Le Secrétaire général encourage la Syrie à se retirer du Liban d'ici au mois d'avril

25 février 2005

Répondant à l'annonce de la Syrie affichant son intention de se retirer du Liban, le Secrétaire général l'a encouragé à le faire d'ici au mois d'avril, date à laquelle il devra présenter son rapport au Conseil de sécurité, avant que celui-ci ne décide de prendre « des mesures supplémentaires ».

« Si le Gouvernement syrien a annoncé aujourd'hui son intention de retirer ses troupes du Liban, que ce soit dans le cadre des Accords de Taëf ou de son propre chef, je pense que ce retrait est conforme à la résolution 1559 (2004) du Conseil de sécurité », a déclaré aujourd'hui le Secrétaire général de l'ONU, Kofi Annan, dans un entretien avec Al-Arabiya, la chaîne d'information basée à Dubai, transmis par son porte-parole.

« Je les encourage à tout faire pour la respecter afin que je puisse rapporter au Conseil de sécurité qu'ils s'en sont acquittés de façon satisfaisante, et que le Conseil n'ait pas besoin de prendre des mesures supplémentaires », a précisé Kofi Annan.

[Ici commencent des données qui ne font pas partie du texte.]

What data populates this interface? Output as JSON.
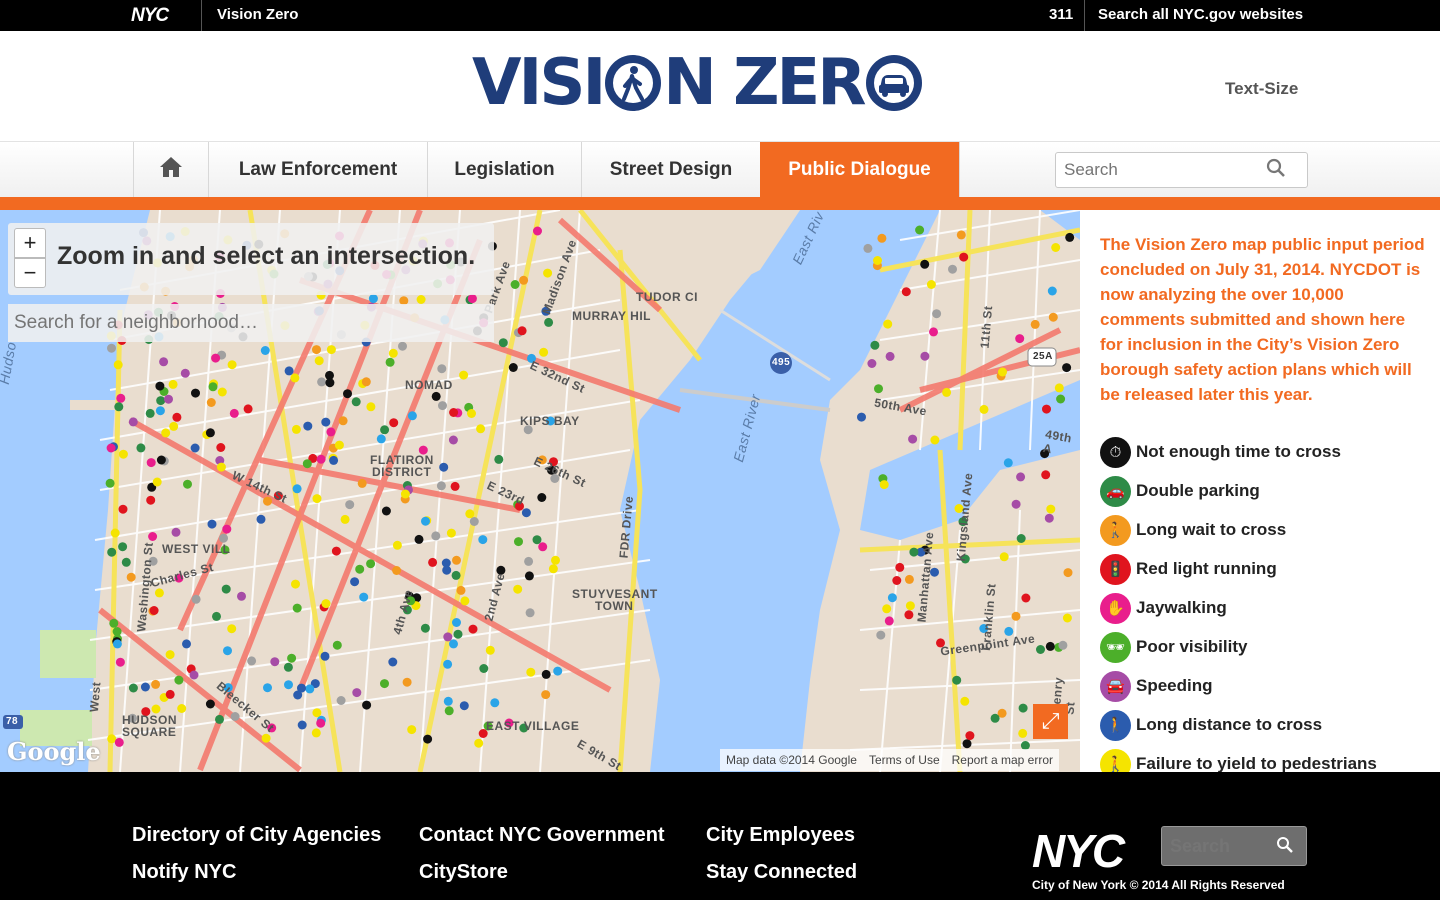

« Bien sûr, si ce n'est pas le cas, le Conseil pourrait vouloir prendre des mesures supplémentaires », a-t-il indiqué.

Interrogé sur son avis quant à l'appel lancé par le Président Chirac de la France, tendant à ce que des sanctions soient prises en cas de non respect de la résolution par la Syrie, et pour l'adoption d'une seconde résolution, le Secrétaire général a estimé que « la décision revenait au Conseil de sécurité ».

« Manifestement, le Conseil a adopté une résolution qu'ils veut voir appliquer. S'il a l'impression que cette résolution n'est pas mise en oeuvre et qu'ils veulent prendre des mesures supplémentaires, c'est de leur ressort », a-t-il déclaré.

En réponse à une question sur le calendrier du retrait, le Secrétaire général a précisé qu'en toute hypothèse, il devrait faire rapport au Conseil de sécurité au mois d'avril prochain, comme il doit le faire tous les six mois, et qu'il souhaitait pouvoir indiquer au Conseil « que les exigences de la résolution avaient été remplies d'ici au mois d'avril ».

Dans une déclaration présidentielle du 15 février dernier, le Conseil de sécurité s'était déclaré préoccupé par les conséquences de l'attentat de Beyrouth du 14 février dernier, qui a coûté la vie à l'ex-Premier ministre libanais, Rafic Hariri et fait plusieurs dizaines d'autres victimes sur les prochaines élections parlementaires au Liban (voir notre dépêche du 15 février 2005).

Il avait appelé les pays concernés à coopérer à l'application de sa résolution appelant au retrait de toutes les troupes étrangères du pays, à savoir les troupes syriennes. Cette résolution 1559 (2004), pour l'application de laquelle Terje Roed-Larsen a été nommé Représentant spécial du Secrétaire général, « demande instamment à toutes les forces étrangères qui y sont encore de se retirer du Liban », « demande que toutes les milices libanaises et non libanaises soient dissoutes et désarmées » et « soutient l'extension du contrôle exercé par le Gouvernement libanais à l'ensemble du territoire du pays ».

Ces dispositions visent essentiellement la Syrie qui maintient encore 14.000 troupes sur le territoire du Liban depuis son intervention lors de la guerre civile, en 1976, après en avoir replié quelque 3.000 suite à l'adoption de la résolution 1559 (2004). Elles visent également le Hezbollah, déployé au Sud-Liban, dans lequel le Gouvernement libanais refuse de déployer son armée.